Ready, set …

Local duo compete on new season of reality show The Amazing Race

Chico natives Brandon Squyres (left) and Adam Switzer are lifelong friends and soon-to-be reality-TV stars.

Chico natives Brandon Squyres (left) and Adam Switzer are lifelong friends and soon-to-be reality-TV stars.

Photo by jason cassidy

Race fans:
The Amazing Race shows Sundays, at 8 p.m., on CBS, starting Sept. 29.

The teams for the 23rd season of The Amazing Race are made up of the usual suspects—childhood friends, couples, siblings, pro-sports teammates, father-daughter combos—all duking it out for a $1 million booty. But there’s one team that sticks out for obvious reasons. Among the hard-bodies, chiseled jawlines and perfect skin of this season you’ll find a couple of Chico metalheads whose faces probably haven’t seen the sun, or a razor, since the show debuted back in 2001.

Many locals already know that longtime pals Brandon Squyres and Adam Switzer have, indeed, taken part in the upcoming season of CBS’s reality staple The Amazing Race. In fact, for all we know, Squyres and Switzer are already sitting poolside in their Speedos, listening to Black Sabbath and lighting cigars with $100 bills. That’s how I’d like to picture it, anyway.

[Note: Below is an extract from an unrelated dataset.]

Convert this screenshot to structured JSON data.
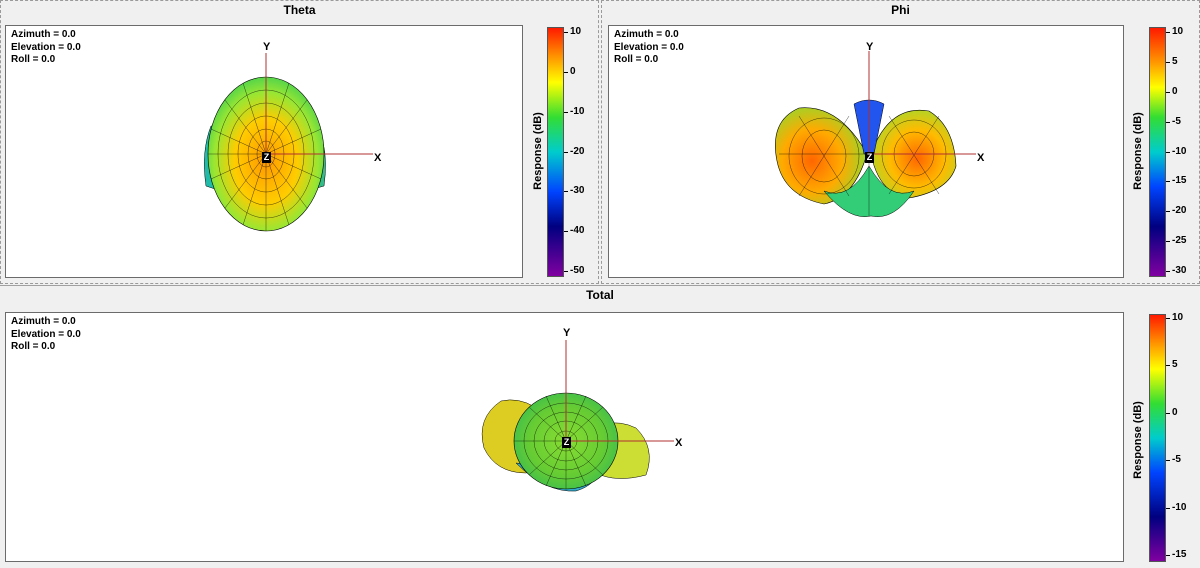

The new season—which premieres Sept. 29—is already in the can, with shooting having taken place over the course of a month this past June. Needless to say, Squyres and Switzer are contractually sworn to secrecy on show details and the outcome. Just to illustrate how tight the folks at CBS are keeping things, I had to set up the interview with Switzer and Squyres (whose number was sitting right there in my phone contacts) through the network’s publicist, who gave us 15 minutes and monitored the call just in case I tried to pry any off-limits information out of them.

Both Squyres and Switzer admit they hadn’t seen a full season of the show prior to sending in their audition tape, although they’ve talked about entering for years. “I’d seen a bunch of episodes on TV,” said Squyres. “And I thought, ‘I wish I could do that.’”

Making it happen hasn’t been easy. Switzer lives on, and takes care of, 22 acres in the sticks north of Chico; Squyres is a contractor by day, and a metal screamer by night, fronting the bands Cold Blue Mountain, Amarok and, of course, venerable Chico metal institution The Makai. He got Switzer on board, and this year they finally made the deadline.

“It’s hard,” Squyres said. “Especially getting older. You don’t get to spend much time with friends.”

Squyres and Switzer are no doubt the most rockingest-and-rollingest team to hit the show—unless you count Season 21, which featured former White Lion bassist James LoMenzo. Their black T-shirts (look for the primetime debut of a Cold Blue Mountain tee) and lion’s-mane beards have definitely made them easy targets for some.

“We thought they would be underestimated by other teams,” wrote Allison Mello by email. She’s on a team with her friend and fellow Los Angeles Kings Ice Crew Girl, Ashley Covert. “But we didn’t count them out as an easy team to beat because we thought they might have had a lot of travel experience.”

They thought right. Squyres has toured all over America and Europe with his bands, and Switzer has also done a fair share of traveling, and speaks Spanish and French. When asked if they’d done anything to prepare for the mental and physical tests they were about to endure, Switzer answered the way I’d hoped he would: “I did some 12-ounce Sierra Nevada pull-ups.”

The Amazing Race phenomenon shouldn’t be underestimated. This is a huge deal to a lot of people. Since the TV spots for the forthcoming season started airing in late August, Squyres has already been approached by a man in a hardware store, who proceeded to explain how much the show meant to his family. There are people on YouTube already making predictions, like “Nonstop Noah,” who picked these two bearded wonders to win it all.

Of course, Switzer and Squyres already know the outcome. And Switzer already knows what he’ll do with his half of the $1 million bucks. If they won/ win, of course.

“I might potentially retire. I might potentially buy a Bigfoot monster truck. I might buy Brandon a camel, because he’s always wanted one.”